As Biden meets with the terror-supporting rulers in Ramallah, who will call for justice?
By Akiva Van Koningsveld, HonestReporting
After a series of high-level meetings in Jerusalem last week, U.S. President Joe Biden met with Palestinian Authority (PA) President Mahmoud Abbas for the first time since taking office in 2021.
The Palestinians previously revealed that they would present Biden with five demands, one being the restoration of aid to the PA.
According to local outlets, Washington had already asked Israel’s new caretaker prime minister, Yair Lapid, to provide Abbas with economic concessions to help strengthen his dictatorial rule over the Palestinians.
U.S. law puts strict limits on most of the White House’s direct financial support of the PA, other than in certain narrowly defined cases. In principle, funds can only be transferred once Ramallah takes steps to halt its incessant incitement to violence and the glorification of acts of terrorism.
However, recent publications indicate that the Palestinians are refusing to meet their obligations, with Abbas’ U.S.-trained and funded security forces even recruiting children as young as seven to fight what they describe as the “sons of dogs” (i.e., Israelis).
Yet the Associated Press (AP), in a report reprinted by The Washington Post, ABC News, and The Daily Mail, this week opted to put a spotlight on alleged Israeli “crimes” against children.
The July 12 AP article, titled “UN to Monitor Ukraine War for Violations Against Children,” written by veteran correspondent Edith M. Lederer, initially focuses on the news that the United Nations will start monitoring the conflicts in Ukraine, Ethiopia, Mozambique, and Africa’s central Sahel region for violations against children.
This occurred after UN Secretary-General António Guterres released his annual report on children and armed conflict, which furthermore stated that “the highest numbers of grave violations were verified in Afghanistan, the Democratic Republic of the Congo, Israel and the Occupied Palestinian Territory [sic], Somalia, the Syrian Arab Republic and Yemen.”
Violations Against Children
The 45-page UN study falsely charged Israel with using “excessive force” against Palestinian children and referenced Israel almost 50 times, while only mentioning “Palestinian parties” and Hamas by name seven times.
HonestReporting has frequently called out baseless claims that Israel targets Palestinian children. In reality, most youths tragically killed during hostilities had been cynically used both as soldiers and human shields.
However, Guterres’ accusations didn’t go far enough for the Associated Press and Edith Lederer, who go out of their way to cite anti-Israel NGOs Human Rights Watch and the Watchlist on Children and Armed Conflict to slander the Jewish state even further:
“Both organizations also strongly criticized the UN chief for omitting Israel from the ‘list of shame’ for the deaths of 78 Palestinian children and injuries to 982 in 2021. Becker called the failure to list Israel ‘another missed opportunity for accountability,’ saying ‘other armed forces or groups have been listed for far fewer violations.’ […]
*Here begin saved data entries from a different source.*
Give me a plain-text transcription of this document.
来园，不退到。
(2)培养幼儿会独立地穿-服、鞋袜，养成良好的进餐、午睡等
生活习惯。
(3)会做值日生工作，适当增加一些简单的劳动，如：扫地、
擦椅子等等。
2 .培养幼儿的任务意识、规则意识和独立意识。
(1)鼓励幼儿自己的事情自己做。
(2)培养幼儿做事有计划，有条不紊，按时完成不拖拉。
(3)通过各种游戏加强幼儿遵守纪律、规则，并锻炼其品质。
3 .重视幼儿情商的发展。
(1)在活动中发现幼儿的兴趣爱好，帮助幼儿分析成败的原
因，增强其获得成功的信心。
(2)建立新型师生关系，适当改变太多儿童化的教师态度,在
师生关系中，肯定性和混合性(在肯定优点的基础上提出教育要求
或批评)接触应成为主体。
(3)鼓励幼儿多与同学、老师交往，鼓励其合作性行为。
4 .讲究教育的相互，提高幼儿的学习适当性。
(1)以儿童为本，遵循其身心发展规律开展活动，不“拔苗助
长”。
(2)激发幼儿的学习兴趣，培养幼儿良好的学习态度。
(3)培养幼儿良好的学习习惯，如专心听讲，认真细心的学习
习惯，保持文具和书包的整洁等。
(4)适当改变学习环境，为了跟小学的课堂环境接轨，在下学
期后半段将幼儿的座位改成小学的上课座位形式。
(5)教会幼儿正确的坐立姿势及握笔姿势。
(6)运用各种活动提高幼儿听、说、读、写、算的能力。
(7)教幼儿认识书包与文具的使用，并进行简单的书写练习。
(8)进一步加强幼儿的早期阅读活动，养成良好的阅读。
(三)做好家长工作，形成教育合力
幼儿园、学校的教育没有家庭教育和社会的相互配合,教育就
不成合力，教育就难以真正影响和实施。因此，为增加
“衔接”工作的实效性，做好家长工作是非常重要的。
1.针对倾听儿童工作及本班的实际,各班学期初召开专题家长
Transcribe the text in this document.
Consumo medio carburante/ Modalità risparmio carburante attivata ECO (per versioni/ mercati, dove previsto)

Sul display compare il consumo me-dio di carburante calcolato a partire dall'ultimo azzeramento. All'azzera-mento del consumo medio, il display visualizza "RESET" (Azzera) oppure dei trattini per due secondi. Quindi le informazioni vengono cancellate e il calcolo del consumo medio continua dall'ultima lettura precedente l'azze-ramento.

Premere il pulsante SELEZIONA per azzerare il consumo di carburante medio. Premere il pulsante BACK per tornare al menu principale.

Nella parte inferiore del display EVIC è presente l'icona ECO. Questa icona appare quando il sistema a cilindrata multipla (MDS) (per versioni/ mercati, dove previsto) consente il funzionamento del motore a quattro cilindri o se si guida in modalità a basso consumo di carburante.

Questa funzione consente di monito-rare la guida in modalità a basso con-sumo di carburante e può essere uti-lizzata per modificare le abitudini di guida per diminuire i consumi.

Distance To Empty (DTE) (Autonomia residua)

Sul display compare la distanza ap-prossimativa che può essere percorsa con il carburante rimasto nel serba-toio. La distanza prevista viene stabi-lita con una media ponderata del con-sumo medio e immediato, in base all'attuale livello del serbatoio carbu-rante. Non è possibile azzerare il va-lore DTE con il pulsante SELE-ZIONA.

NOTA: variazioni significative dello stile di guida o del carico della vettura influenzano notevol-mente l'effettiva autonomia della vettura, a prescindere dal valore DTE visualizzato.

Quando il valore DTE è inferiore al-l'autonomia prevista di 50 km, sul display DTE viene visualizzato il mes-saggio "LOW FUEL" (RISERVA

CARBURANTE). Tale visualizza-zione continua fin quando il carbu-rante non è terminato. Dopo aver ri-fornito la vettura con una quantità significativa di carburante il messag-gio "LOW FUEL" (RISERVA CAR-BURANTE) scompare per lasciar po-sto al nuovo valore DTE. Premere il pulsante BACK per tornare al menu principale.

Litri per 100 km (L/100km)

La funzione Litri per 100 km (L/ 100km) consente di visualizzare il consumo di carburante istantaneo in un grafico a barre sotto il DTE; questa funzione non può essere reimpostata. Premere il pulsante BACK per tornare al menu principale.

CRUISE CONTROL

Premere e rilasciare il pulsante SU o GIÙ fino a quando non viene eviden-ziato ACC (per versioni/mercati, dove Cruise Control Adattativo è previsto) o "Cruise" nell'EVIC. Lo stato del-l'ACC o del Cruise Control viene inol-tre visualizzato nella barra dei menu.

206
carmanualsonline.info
“Lapar said ‘year after year Israeli government forces have gotten away with committing serious crimes against children, with virtual impunity’ and ‘the secretary-general needs to hold the Israeli government to the same standard as any other warring party.’”
The AP conveniently omits that even Secretary-General Guterres commended Israel for “engaging with my Special Representative and the United Nations to prevent any more violations against children and adopt clear and time-bound commitments.”
Meanwhile, the same UN report expressed concerns about “the increase in the killing and maiming of children by Palestinian armed groups and by recurrent incidents of recruitment and use of children.”
Who Will Call for Justice?
Indeed, thousands of Palestinian youths have over the past years been sent to “summer camps” where they receive military training by members of Hamas, Islamic Jihad and other Gaza-based, U.S.-designated terror groups. Some of the participants are as young as ten years old.
But rather than draw attention to Hamas’ transformation of children into soldiers, journalists have ignored the war crime and some, inexplicably, have tried to place the blame on Israel.
On July 11, Palestinian Media Watch (PMW) exposed that the Palestinian Authority’s security forces, in cooperation with President Abbas’ Fatah party, also offer military training to children from the age of seven and up. A video posted to a Fatah Facebook page explains that, in the “army camp,” kids “wear soldiers’ uniforms, eat their food, and are trained in military order and discipline.’”
“Our battle with the sons of dogs [i.e., Israelis] is long, and we need a young generation,” the video says, while showing minors disassembling and assembling weapons. Through chants, young participants of the PA camps are taught to admire Dalal Mughrabi, the PLO terrorist who led one of the most deadly terror attacks against Israeli citizens, a 1978 bus hijacking in which armed Palestinians slaughtered 38 Israelis, including 13 children.
Notably, the Palestinian Authority Security Forces were trained and funded by the United States.
As a consequence of the AP’s fixation on Israel, the victims of Hamas’ war crimes and the Palestinian Authority’s “army camps” are once again ignored.